Crude oil is on pace to wrap up a strong September, having gained a little over 9 percent month to date.
Some see further gains ahead as much of the commodity’s losses have been recouped.
“Investors have really gained confidence in oil, after the OPEC cuts that were originally discussed earlier in the year are starting to take shape here, and oil production is being curbed,” Phil Streible, senior market strategist at RJO Futures, said Thursday on CNBC’s “Trading Nation.”
Further fueling the commodity’s recent upside is the International Energy Agency having upped its demand outlook for the end of this year and into 2018, Streible said.
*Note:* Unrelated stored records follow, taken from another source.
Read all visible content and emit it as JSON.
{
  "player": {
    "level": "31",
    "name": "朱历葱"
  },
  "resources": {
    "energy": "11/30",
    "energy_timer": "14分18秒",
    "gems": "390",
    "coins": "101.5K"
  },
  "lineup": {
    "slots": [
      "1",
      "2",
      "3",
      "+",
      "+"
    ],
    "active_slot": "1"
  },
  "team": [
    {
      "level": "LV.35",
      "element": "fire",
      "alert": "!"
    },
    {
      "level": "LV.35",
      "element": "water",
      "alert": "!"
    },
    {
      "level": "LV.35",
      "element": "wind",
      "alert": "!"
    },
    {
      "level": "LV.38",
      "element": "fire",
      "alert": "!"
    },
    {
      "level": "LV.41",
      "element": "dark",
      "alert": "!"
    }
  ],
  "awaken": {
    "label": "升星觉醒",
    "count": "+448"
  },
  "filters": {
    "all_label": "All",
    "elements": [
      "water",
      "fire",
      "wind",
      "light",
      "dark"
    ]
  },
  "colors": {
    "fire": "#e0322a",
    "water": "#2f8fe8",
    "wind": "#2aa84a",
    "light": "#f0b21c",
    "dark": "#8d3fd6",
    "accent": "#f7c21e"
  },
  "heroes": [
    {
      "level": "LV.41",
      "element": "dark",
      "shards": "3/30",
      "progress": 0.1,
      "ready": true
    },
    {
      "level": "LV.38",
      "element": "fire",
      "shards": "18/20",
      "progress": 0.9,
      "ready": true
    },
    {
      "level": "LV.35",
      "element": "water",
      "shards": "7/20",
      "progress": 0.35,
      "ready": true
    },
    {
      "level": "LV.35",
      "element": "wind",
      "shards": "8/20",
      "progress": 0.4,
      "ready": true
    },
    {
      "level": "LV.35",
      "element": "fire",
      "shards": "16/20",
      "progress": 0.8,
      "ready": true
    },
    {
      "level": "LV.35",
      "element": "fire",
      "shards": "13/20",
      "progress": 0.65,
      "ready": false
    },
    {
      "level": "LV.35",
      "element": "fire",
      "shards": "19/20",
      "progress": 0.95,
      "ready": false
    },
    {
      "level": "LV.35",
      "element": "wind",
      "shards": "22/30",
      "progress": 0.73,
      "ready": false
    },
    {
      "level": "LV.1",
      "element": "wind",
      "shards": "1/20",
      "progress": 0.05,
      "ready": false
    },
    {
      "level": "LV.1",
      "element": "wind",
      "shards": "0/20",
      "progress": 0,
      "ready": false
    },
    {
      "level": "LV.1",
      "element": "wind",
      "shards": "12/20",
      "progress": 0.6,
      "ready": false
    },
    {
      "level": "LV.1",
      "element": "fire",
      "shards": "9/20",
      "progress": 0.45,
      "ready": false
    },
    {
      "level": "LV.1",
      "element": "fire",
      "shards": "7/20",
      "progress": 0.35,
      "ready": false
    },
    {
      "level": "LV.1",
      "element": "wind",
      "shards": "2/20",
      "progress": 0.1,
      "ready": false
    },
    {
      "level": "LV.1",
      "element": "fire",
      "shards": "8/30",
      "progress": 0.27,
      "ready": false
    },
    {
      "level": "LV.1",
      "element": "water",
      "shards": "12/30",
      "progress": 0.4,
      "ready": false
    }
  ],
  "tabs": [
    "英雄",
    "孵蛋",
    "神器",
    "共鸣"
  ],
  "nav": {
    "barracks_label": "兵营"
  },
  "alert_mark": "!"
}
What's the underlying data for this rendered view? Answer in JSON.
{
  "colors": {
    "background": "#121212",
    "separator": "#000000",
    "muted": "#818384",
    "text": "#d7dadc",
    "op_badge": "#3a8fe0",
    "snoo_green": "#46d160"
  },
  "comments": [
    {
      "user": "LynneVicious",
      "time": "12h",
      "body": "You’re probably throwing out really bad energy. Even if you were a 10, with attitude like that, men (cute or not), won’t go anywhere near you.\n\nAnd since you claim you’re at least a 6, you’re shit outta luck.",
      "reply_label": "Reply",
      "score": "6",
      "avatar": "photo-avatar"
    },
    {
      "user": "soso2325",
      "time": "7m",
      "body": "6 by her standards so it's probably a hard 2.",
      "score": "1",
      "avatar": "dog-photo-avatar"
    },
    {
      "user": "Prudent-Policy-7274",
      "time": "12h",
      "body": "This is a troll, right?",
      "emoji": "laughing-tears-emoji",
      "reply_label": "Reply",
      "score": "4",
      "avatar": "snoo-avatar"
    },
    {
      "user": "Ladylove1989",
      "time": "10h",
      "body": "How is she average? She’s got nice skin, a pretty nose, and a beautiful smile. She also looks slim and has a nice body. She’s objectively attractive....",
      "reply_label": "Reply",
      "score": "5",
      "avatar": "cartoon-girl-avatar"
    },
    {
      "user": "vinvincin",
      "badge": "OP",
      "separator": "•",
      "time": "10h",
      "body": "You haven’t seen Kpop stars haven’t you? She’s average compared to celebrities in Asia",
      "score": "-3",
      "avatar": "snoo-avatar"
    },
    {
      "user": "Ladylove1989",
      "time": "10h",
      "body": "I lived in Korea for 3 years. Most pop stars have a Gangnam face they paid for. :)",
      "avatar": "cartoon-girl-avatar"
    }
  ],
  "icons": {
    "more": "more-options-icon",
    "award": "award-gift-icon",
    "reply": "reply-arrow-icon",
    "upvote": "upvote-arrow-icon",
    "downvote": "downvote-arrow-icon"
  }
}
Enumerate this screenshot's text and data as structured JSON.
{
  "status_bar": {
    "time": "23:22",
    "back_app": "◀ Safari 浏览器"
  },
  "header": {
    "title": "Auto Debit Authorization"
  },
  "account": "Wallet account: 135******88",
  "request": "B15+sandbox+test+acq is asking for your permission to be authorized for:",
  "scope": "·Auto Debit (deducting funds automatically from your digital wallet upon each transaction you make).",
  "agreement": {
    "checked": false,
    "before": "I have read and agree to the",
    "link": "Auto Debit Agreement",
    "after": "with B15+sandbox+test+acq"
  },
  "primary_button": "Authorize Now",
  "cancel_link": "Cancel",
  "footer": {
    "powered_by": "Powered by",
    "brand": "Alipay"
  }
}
Due to this combination of production cuts and growing demand, oil could head up to its 2017 high, just above $55, or even $60 per barrel by year-end. A global supply glut has plagued the market for several years, and OPEC member countries and non-member producers have vowed to implement cuts to curb such oversupply.
His forecasts would imply between 7 percent and 16 percent of upside from current levels; crude oil has not traded at $60 per barrel since mid-2015.
At this point, traders should seek to remain long the oil market above $50 per barrel of West Texas Intermediate crude oil, Streible said.
“If we got a two-day consecutive close below the $50 level, use risk management. Take the position off. Otherwise, it could be a nice wild ride back to the upside, and we may even see $60 by year-end,” he said, if economic data continues to be supportive.
WTI crude oil settled about 1 percent lower on Thursday, at $51.56 per barrel, slightly below its five-month highs.